The debate on vaping as a less harmful alternative to smoking combustible tobacco continues

A less harmful alternative?

Adult smokers could benefit significantly from accessibility to, and availability of reduced risk nicotine products such as vape, according to a harm reduction expert based in the United States (US).

Dr Pritika C. Kumar, a senior fellow for Integrated Harm Reduction Policy at the R Street Institute, made this statement after highlighting that smoking combustible tobacco products is the leading cause of preventable deaths.

R Street Institute is a nonprofit, nonpartisan, public policy research organisation.

“At present there are approximately 1.1 billion smokers which translates to roughly one in five adults globally. 80% of them live in low and middle income countries.”

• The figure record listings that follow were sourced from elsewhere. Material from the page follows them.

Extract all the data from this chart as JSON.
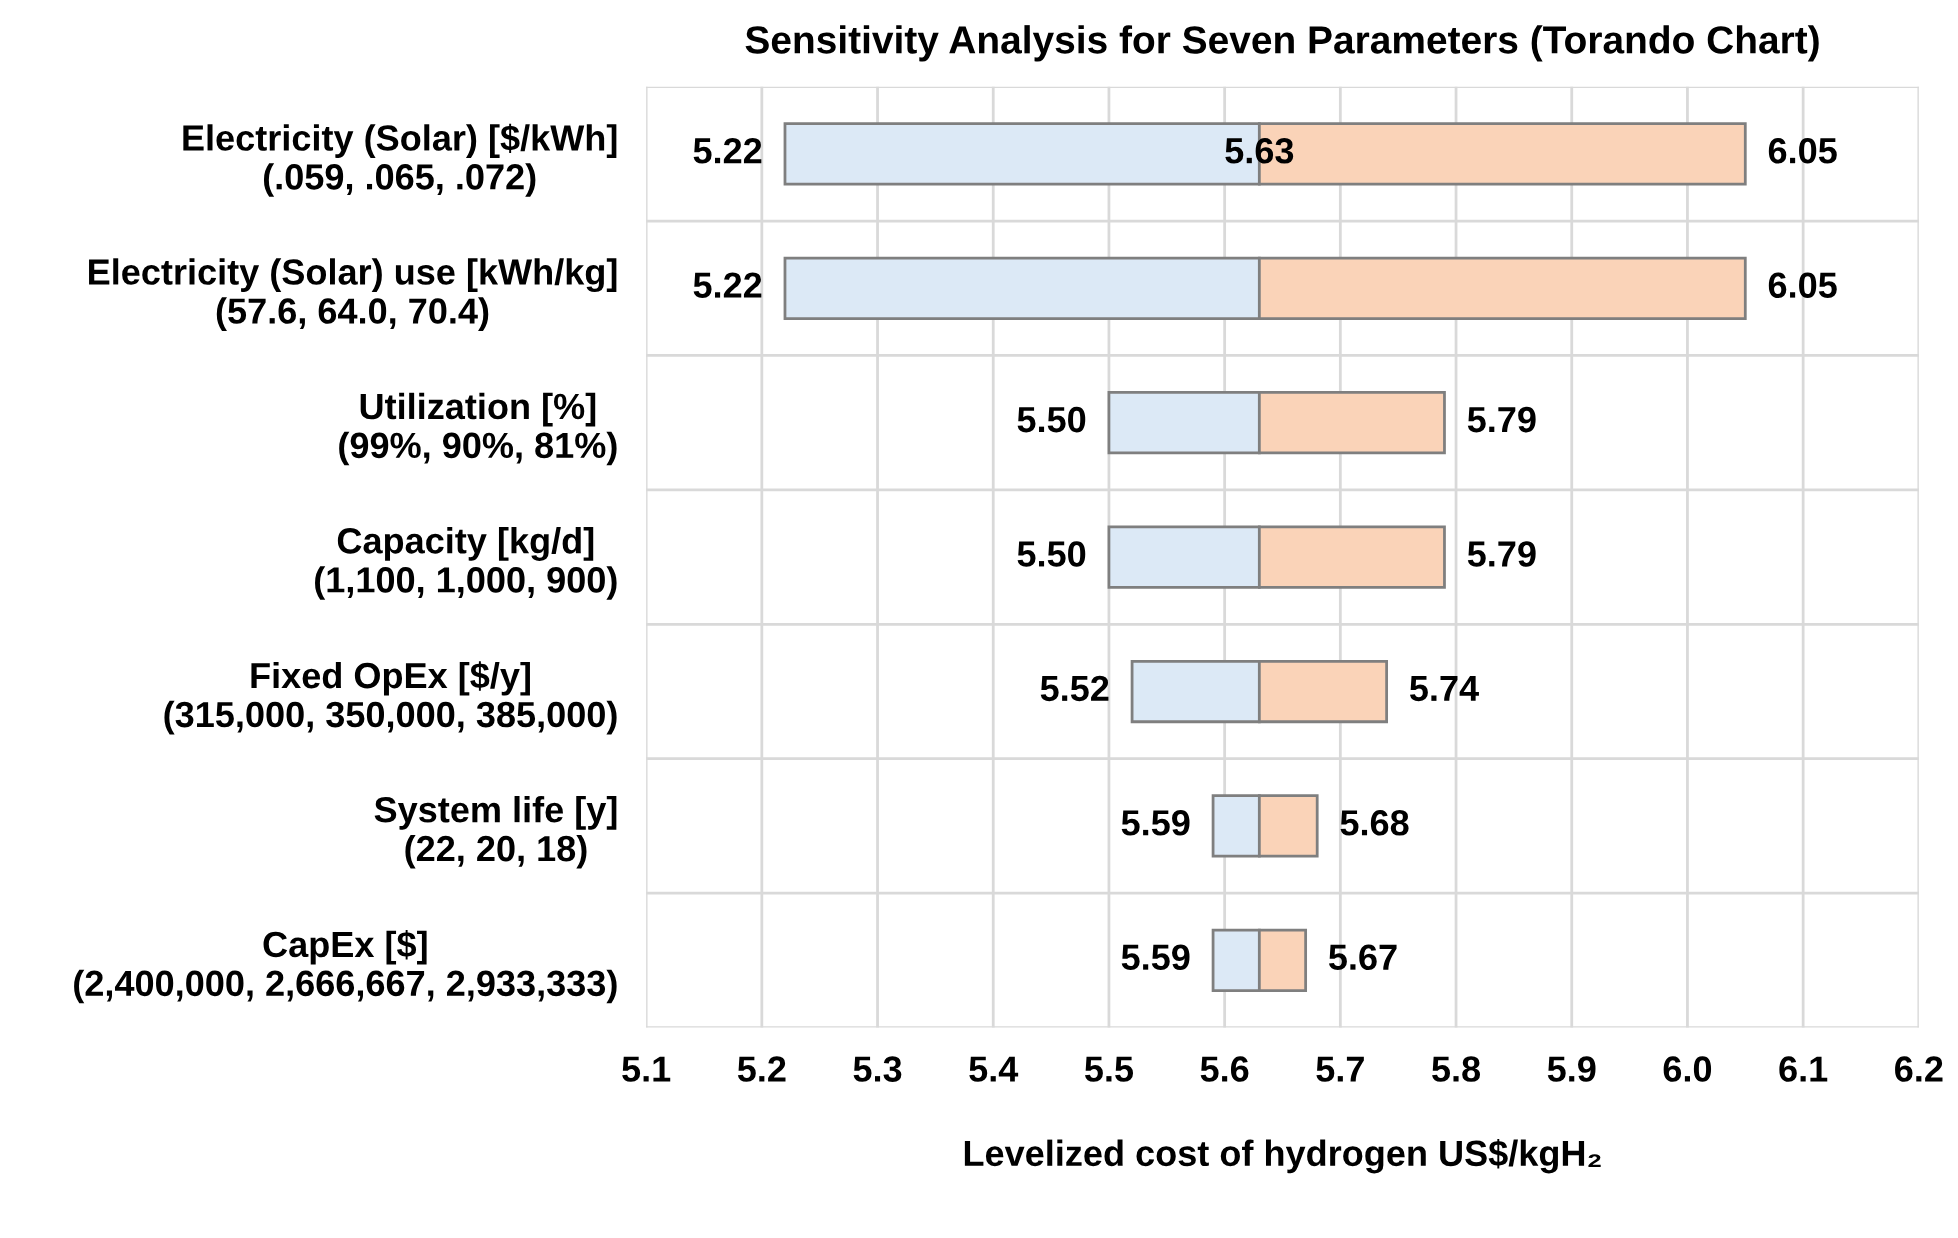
{
  "chart_data": {
    "type": "bar",
    "orientation": "horizontal",
    "stacked": true,
    "title": "Sensitivity Analysis for Seven Parameters (Torando Chart)",
    "xlabel": "Levelized cost of hydrogen US$/kgH₂",
    "categories": [
      "Electricity (Solar) [$/kWh]\n(.059, .065, .072)",
      "Electricity (Solar) use [kWh/kg]\n(57.6, 64.0, 70.4)",
      "Utilization [%]\n(99%, 90%, 81%)",
      "Capacity [kg/d]\n(1,100, 1,000, 900)",
      "Fixed OpEx [$/y]\n(315,000, 350,000, 385,000)",
      "System life [y]\n(22, 20, 18)",
      "CapEx [$]\n(2,400,000, 2,666,667, 2,933,333)"
    ],
    "series": [
      {
        "color": "#dce9f6",
        "base": [
          5.22,
          5.22,
          5.5,
          5.5,
          5.52,
          5.59,
          5.59
        ],
        "values": [
          0.41,
          0.41,
          0.13,
          0.13,
          0.11,
          0.04,
          0.04
        ]
      },
      {
        "color": "#fad3b8",
        "base": [
          5.63,
          5.63,
          5.63,
          5.63,
          5.63,
          5.63,
          5.63
        ],
        "values": [
          0.42,
          0.42,
          0.16,
          0.16,
          0.11,
          0.05,
          0.04
        ]
      }
    ],
    "annotations": [
      {
        "text": "5.22",
        "x": 5.22,
        "y": "Electricity (Solar) [$/kWh]\n(.059, .065, .072)"
      },
      {
        "text": "5.63",
        "x": 5.63,
        "y": "Electricity (Solar) [$/kWh]\n(.059, .065, .072)"
      },
      {
        "text": "6.05",
        "x": 6.05,
        "y": "Electricity (Solar) [$/kWh]\n(.059, .065, .072)"
      },
      {
        "text": "5.22",
        "x": 5.22,
        "y": "Electricity (Solar) use [kWh/kg]\n(57.6, 64.0, 70.4)"
      },
      {
        "text": "6.05",
        "x": 6.05,
        "y": "Electricity (Solar) use [kWh/kg]\n(57.6, 64.0, 70.4)"
      },
      {
        "text": "5.50",
        "x": 5.5,
        "y": "Utilization [%]\n(99%, 90%, 81%)"
      },
      {
        "text": "5.79",
        "x": 5.79,
        "y": "Utilization [%]\n(99%, 90%, 81%)"
      },
      {
        "text": "5.50",
        "x": 5.5,
        "y": "Capacity [kg/d]\n(1,100, 1,000, 900)"
      },
      {
        "text": "5.79",
        "x": 5.79,
        "y": "Capacity [kg/d]\n(1,100, 1,000, 900)"
      },
      {
        "text": "5.52",
        "x": 5.52,
        "y": "Fixed OpEx [$/y]\n(315,000, 350,000, 385,000)"
      },
      {
        "text": "5.74",
        "x": 5.74,
        "y": "Fixed OpEx [$/y]\n(315,000, 350,000, 385,000)"
      },
      {
        "text": "5.59",
        "x": 5.59,
        "y": "System life [y]\n(22, 20, 18)"
      },
      {
        "text": "5.68",
        "x": 5.68,
        "y": "System life [y]\n(22, 20, 18)"
      },
      {
        "text": "5.59",
        "x": 5.59,
        "y": "CapEx [$]\n(2,400,000, 2,666,667, 2,933,333)"
      },
      {
        "text": "5.67",
        "x": 5.67,
        "y": "CapEx [$]\n(2,400,000, 2,666,667, 2,933,333)"
      }
    ],
    "xlim": [
      5.1,
      6.2
    ],
    "xticks": [
      5.1,
      5.2,
      5.3,
      5.4,
      5.5,
      5.6,
      5.7,
      5.8,
      5.9,
      {
        "value": 6.0,
        "label": "6.0"
      },
      6.1,
      6.2
    ],
    "grid": true
  }
}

“The most effective way to reduce the harm from smoking is to quit. But for many quitting is not a reality either because of an individual’s unwillingness or inability. This is where vaping becomes an important tool for quitting combustible tobacco products.”

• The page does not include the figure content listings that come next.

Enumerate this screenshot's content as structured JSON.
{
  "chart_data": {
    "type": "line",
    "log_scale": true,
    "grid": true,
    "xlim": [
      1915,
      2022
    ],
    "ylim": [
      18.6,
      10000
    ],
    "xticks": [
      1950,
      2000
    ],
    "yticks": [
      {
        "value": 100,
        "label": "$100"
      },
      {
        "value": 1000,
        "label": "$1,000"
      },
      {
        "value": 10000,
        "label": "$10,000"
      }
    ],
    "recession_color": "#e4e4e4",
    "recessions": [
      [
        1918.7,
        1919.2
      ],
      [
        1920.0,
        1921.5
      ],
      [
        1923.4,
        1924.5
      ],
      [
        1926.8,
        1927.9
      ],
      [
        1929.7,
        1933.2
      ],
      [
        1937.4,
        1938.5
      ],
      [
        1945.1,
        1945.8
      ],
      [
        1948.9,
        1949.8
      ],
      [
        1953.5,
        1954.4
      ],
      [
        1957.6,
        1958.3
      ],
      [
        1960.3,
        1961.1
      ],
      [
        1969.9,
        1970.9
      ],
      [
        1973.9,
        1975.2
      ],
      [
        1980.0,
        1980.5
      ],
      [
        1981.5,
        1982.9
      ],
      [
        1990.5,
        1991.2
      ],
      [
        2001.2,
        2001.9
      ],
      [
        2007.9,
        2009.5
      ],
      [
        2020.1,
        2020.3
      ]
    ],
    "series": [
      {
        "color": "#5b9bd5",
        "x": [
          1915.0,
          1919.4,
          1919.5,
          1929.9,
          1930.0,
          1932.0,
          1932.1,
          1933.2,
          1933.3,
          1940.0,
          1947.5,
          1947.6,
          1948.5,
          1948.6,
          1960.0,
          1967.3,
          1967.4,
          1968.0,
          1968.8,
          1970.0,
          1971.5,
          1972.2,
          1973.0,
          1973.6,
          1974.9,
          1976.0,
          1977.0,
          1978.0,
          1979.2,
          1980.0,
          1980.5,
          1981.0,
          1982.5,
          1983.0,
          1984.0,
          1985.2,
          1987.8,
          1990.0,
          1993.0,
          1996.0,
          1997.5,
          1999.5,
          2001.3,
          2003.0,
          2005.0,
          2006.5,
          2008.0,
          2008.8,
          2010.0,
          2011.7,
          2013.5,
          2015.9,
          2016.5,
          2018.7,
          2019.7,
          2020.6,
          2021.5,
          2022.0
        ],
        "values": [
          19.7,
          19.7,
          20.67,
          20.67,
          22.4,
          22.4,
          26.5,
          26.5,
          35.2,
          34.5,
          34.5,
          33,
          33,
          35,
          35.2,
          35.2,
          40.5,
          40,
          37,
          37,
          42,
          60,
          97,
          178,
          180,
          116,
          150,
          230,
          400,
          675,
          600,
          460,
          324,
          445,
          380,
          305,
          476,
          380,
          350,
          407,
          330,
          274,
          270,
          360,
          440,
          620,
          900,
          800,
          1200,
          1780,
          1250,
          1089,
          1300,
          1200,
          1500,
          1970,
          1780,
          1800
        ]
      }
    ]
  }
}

“While there is no vaping product that is free of harm, the risk cliff between vaping (when used exclusively) and using combustible tobacco products is astoundingly steep.”

Multiple leading authorities in the US such as the US Food and Drug Administration (FDA), and the National Academy of Sciences, Engineering and Medicine (NASEM) have all confirmed that vape is much less harmful than combustible tobacco products.

Despite these facts, confirmed by the world’s leading scientific authorities and scientific literature, there continues to be ongoing confusion.

In response to this, Dr Kumar added, “to be clear, electronic cigarettes (or vape) and other non-combustible tobacco products are significantly less harmful than combustible tobacco products. The nicotine in combustible tobacco products is addictive, but we must separate the concept of toxicity from addiction.”

In addressing concerns that vape will encourage a new generation of smokers, Dr Kumar shared findings from a simulation analysis from 2018 that concluded the upside health benefit associated with vape, in terms of their potential to increase adult smoking cessation, exceeds their downside risk to health as a result of their possibly increasing the number of smoking initiators.

Commenting on this study, Dr Kumar said that “even if estimates from these studies are accepted as causal, they would account for only a 2% increase in smoking initiation rates. These studies also have limitations such as results based on small cohorts, publication bias, loss to follow-up or high attrition rates and lack of proper adjustment of confounders, such as shared propensity to substance use and genetics.”

“Vaping is not risk free but is, undoubtedly, much less harmful than smoking - and the practice of harm reduction means that we try to meet adult smokers where they are and use tools to vehicle to move addicted smokers down that continuum of risk to these less harmful, innovative products,” she concluded.